# To Crate or not to Crate



## Stacey (Mar 3, 2010)

We have an 11 week old puppy who loves his crate. He sleeps in it all night with no problem and takes himself off to bed in the day time also. He has never wet or pooed in his crate either. Yesterday I went out for a couple of hours and left him in there. When i came back he was fine. I let him out in the garden, he did his business and then i fed him. I let him out again straight after as I had to urgently go out again for another 1 1/2hrs. I didnt want to put him back in the crate again so I let him have the run of the kitchen (for the first time) whilst I went out again. When I came back he had done his business on the kitchen floor in a totally different place to where the back door is. Should I just have put him back in the crate and not worried that he would have be in there for another 1 1/2 hrs?


----------



## CutieCocoaCockapoo (Jan 1, 2010)

To me, it doesn't seem like he minds being in his crate, especially if he goes in it during the day when he wants to take a nap.
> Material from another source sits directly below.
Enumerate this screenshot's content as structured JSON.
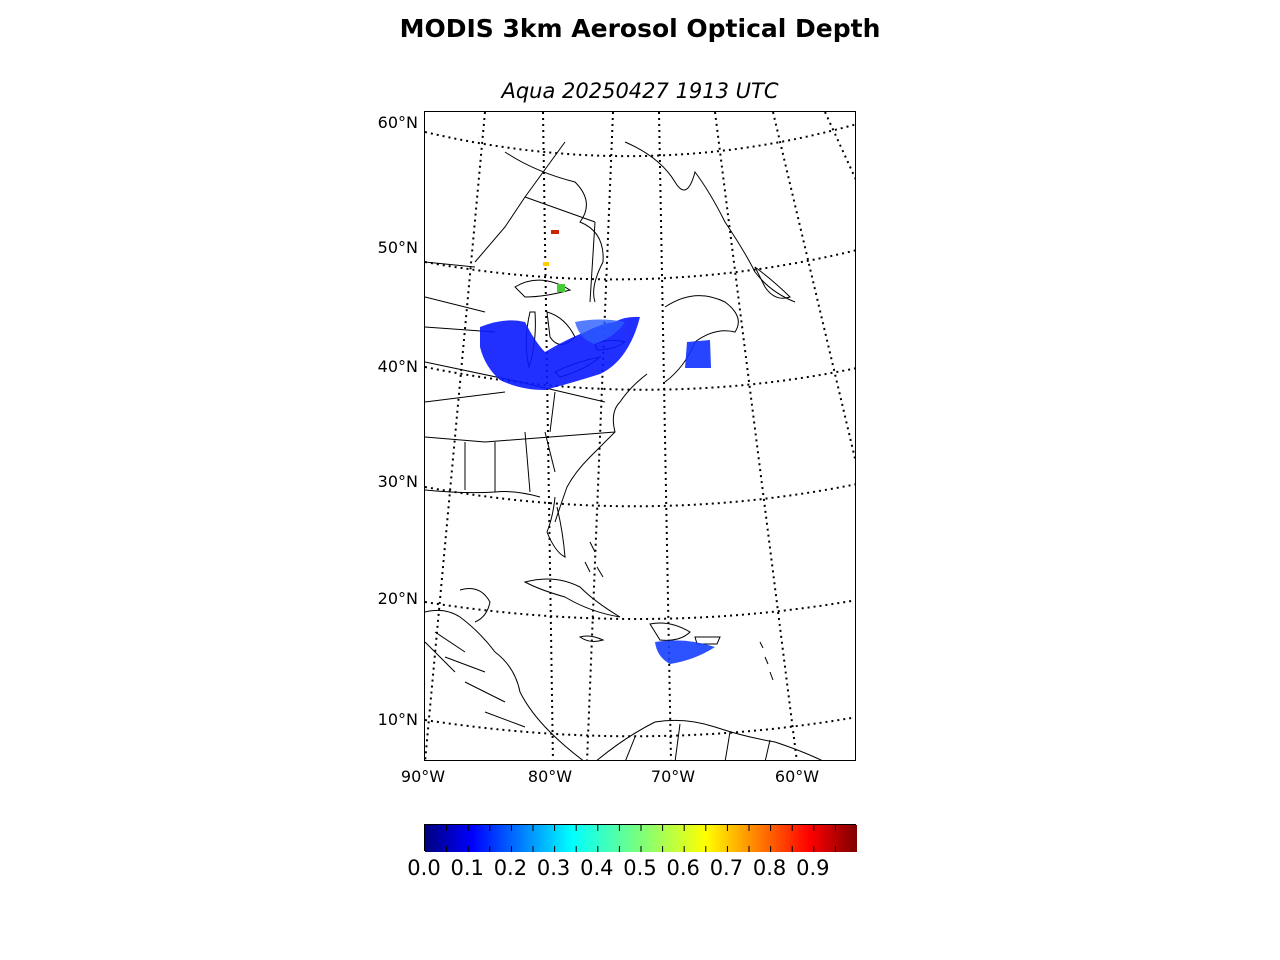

If he goes to the bathroom in your house when you are not home, then I would say that you should keep him in the crate when you are going out for long periods of time. We don't have an actual hard plastic crate, but we have a SportPet Pop-Open Dog Kennel. We have a larger one, so that Cocoa has plenty of room. Some people that have them say that they are not sturdy, but for us it works just fine. It is where Cocoa sleeps, so we have a dog bed in there. The dog bed is a rectangle shape & it fits perfectly in the kennel. Cocoa doesn't mind being in it either & he goes in there when he wants to take a nap during the day  We used to leave Cocoa free when we went out, but he's the type of dog that likes to 'explore things'... One day he got to one of my dad's sponges for washing his car and ripped up half of it. Another time, he tore up part of a cardboard box. Also, one time the TV was left on but when we got back, the remote was on the floor & the TV was off  So now we put him in the pop-up dog kennel when we are going out. He doesn't seem to mind it though. If we are going to be gone for a long period of time, we give him a few things to keep him busy. For the time being, I would keep your puppy in his crate when you're not going to be home, but maybe when he gets a little bit older, you can try leaving him out again. If nobody is home, then I don't think he is really missing out on anything anyway. I would say that once you know he won't do anything bad then you could leave him free. But ultimately it's up to you! Good Luck!!


----------



## Enneirda. (Mar 5, 2010)

You should crate him at all times you can't watch him. Even a few accidents that he gets away with will make house training worse, and if you let him think going in the kitchen is ok, it'll be a nightmare. Find toys or chews that he really loves, and set them aside just for the extra crate time he'll have to endure, that way it'll be special instead of dreaded. freezing kongs smeared with peanut butter, filled with food, and stopped with more peanut butter is a great way to distract a dog for a long time, Shy'lo can go at is for a half hour easy.


----------



## kendal (Jul 16, 2009)

see after you fed him and put him out did he do anything. you said you were in a hurry, does that mean he didnt get aslong as normal between eating and being put out before you leave again.


----------



## merry (Feb 4, 2010)

Yeah, even though Dexter cries when he goes in there, he settles pretty quickly and it has really cut down on the accidents in the house. It is also great when I need a break to do stuff without having to worry about him.


----------